Bandmann’s notoriety continued in international, national and Montana newspapers with daily coverage of both suits’ proceedings. In the end, Millicent obtained her divorce with alimony, maintenance for their children, and Bandmann’s London property. The “Anaconda Standard” reported: “Immediately after the decree of divorce had been granted, Bandmann, with an evident study for sensation and effect, stepped up to Judge Woody and demanded to be married to his wife, Mary Kelly…” 

 

His assets greatly reduced from these settlements, Bandmann owed property taxes and was forced to forfeit his thoroughbred Percherons and Holstein cattle for a $4,200 bank attachment. But he was able to retain ownership of his apple orchards, winning a bronze medal for his McIntosh reds at the 1904 Louisiana Purchase exposition and receiving orders for his fruit from as far away as New York City. 

 

In some respects, it seems that the consistent coverage of Bandmann’s turbulent personal life might have eclipsed his artistic accomplishments.

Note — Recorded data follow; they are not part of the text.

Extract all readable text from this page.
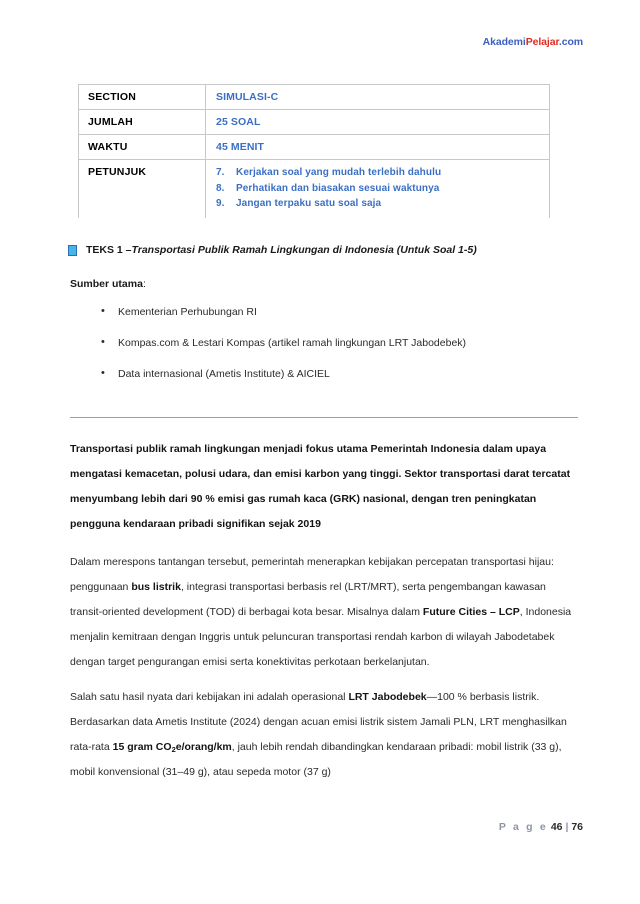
AkademiPelajar.com
SECTION	SIMULASI-C
JUMLAH	25 SOAL
WAKTU	45 MENIT
PETUNJUK	7. Kerjakan soal yang mudah terlebih dahulu
8. Perhatikan dan biasakan sesuai waktunya
9. Jangan terpaku satu soal saja
TEKS 1 – Transportasi Publik Ramah Lingkungan di Indonesia (Untuk Soal 1-5)
Sumber utama:
• Kementerian Perhubungan RI
• Kompas.com & Lestari Kompas (artikel ramah lingkungan LRT Jabodebek)
• Data internasional (Ametis Institute) & AICIEL

Transportasi publik ramah lingkungan menjadi fokus utama Pemerintah Indonesia dalam upaya mengatasi kemacetan, polusi udara, dan emisi karbon yang tinggi. Sektor transportasi darat tercatat menyumbang lebih dari 90 % emisi gas rumah kaca (GRK) nasional, dengan tren peningkatan pengguna kendaraan pribadi signifikan sejak 2019

Dalam merespons tantangan tersebut, pemerintah menerapkan kebijakan percepatan transportasi hijau: penggunaan bus listrik, integrasi transportasi berbasis rel (LRT/MRT), serta pengembangan kawasan transit-oriented development (TOD) di berbagai kota besar. Misalnya dalam Future Cities – LCP, Indonesia menjalin kemitraan dengan Inggris untuk peluncuran transportasi rendah karbon di wilayah Jabodetabek dengan target pengurangan emisi serta konektivitas perkotaan berkelanjutan.

Salah satu hasil nyata dari kebijakan ini adalah operasional LRT Jabodebek—100 % berbasis listrik. Berdasarkan data Ametis Institute (2024) dengan acuan emisi listrik sistem Jamali PLN, LRT menghasilkan rata-rata 15 gram $CO_2e/orang/km$, jauh lebih rendah dibandingkan kendaraan pribadi: mobil listrik (33 g), mobil konvensional (31–49 g), atau sepeda motor (37 g)

P a g e 46 | 76
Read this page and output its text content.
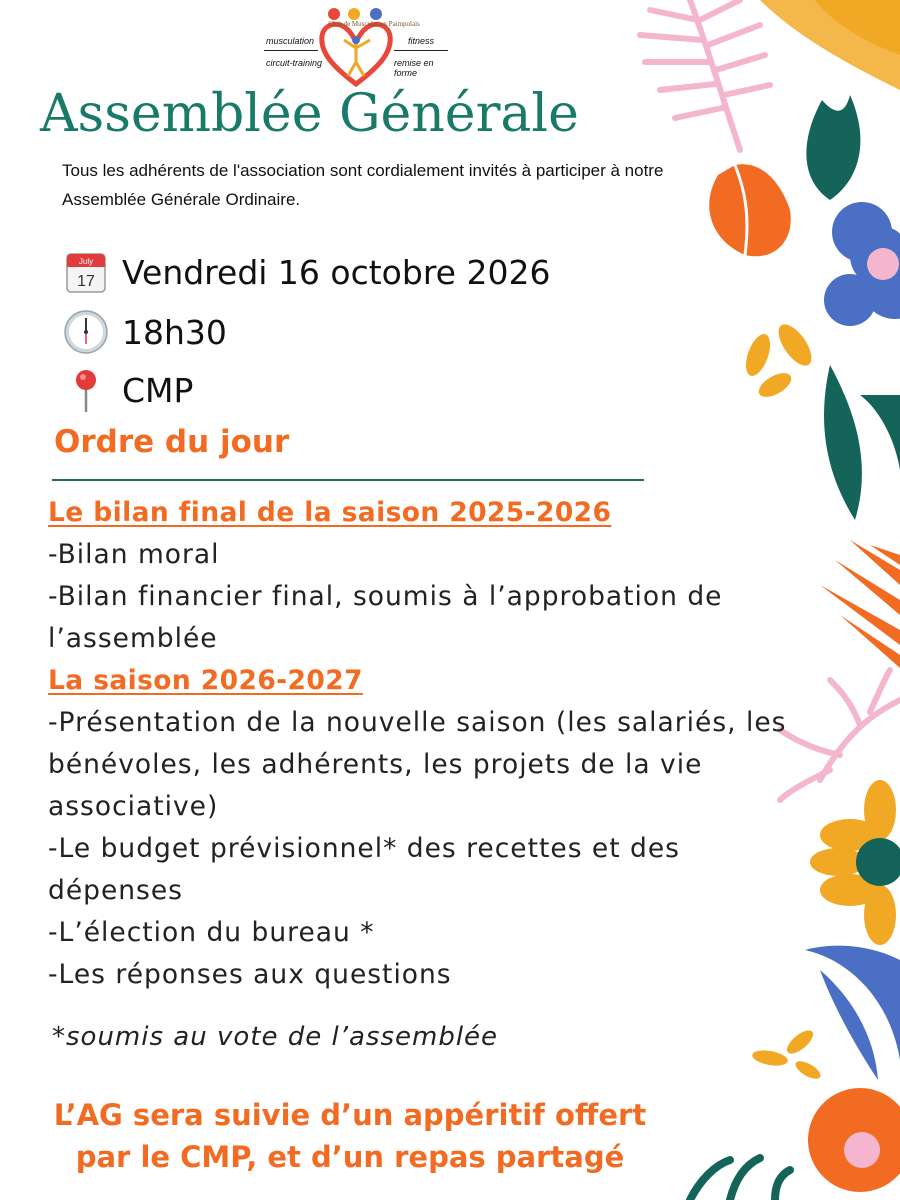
Club de Musculation Paimpolais
musculation
circuit-training
fitness
remise en forme
Assemblée Générale
Tous les adhérents de l'association sont cordialement invités à participer à notre Assemblée Générale Ordinaire.
July
17 Vendredi 16 octobre 2026
18h30
CMP
Ordre du jour
Le bilan final de la saison 2025-2026
-Bilan moral
-Bilan financier final, soumis à l’approbation de l’assemblée
La saison 2026-2027
-Présentation de la nouvelle saison (les salariés, les bénévoles, les adhérents, les projets de la vie associative)
-Le budget prévisionnel* des recettes et des dépenses
-L’élection du bureau *
-Les réponses aux questions
*soumis au vote de l’assemblée
L’AG sera suivie d’un appéritif offert par le CMP, et d’un repas partagé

But theatre historians, especially those in the Pacific Rim, have revived his professional reputation by contextualizing his character interpretations performed in India, Australia, and New Zealand as “radical revisionism.” One academic notes: “German-Jewish actor Bandmann’s Shylock both evoked the dramaturgical techniques of the British theatre in this role and pushed the limits of English conventions essentially to rework the enactment of Shylock for a modern Victorian audience for specific dramaturgical ends.” Other scholars, utilizing contemporary newspapers, have also addressed the tragedian’s protracted vitriolic defenses to criticisms of his productions and portrayals. 

 

How did Bandmann regard his Jewish identity? His marriages were either in the Anglican church--which likely required a conversion--or in the courtroom; none of his wives were known to be Jewish. (Little is known of a purported first marriage.) He was buried according to the Elks’s ritual and eulogized by the University of Montana’s president. Given his father is buried in B’nai Abraham cemetery in Newark, New Jersey, Daniel might have been reared in a household that was observant to some degree.  Was the impetus for his reinterpretation of Shylock related to his Jewish heritage or was it a purely artistic impulse? Bandmann is the only one who could tell us.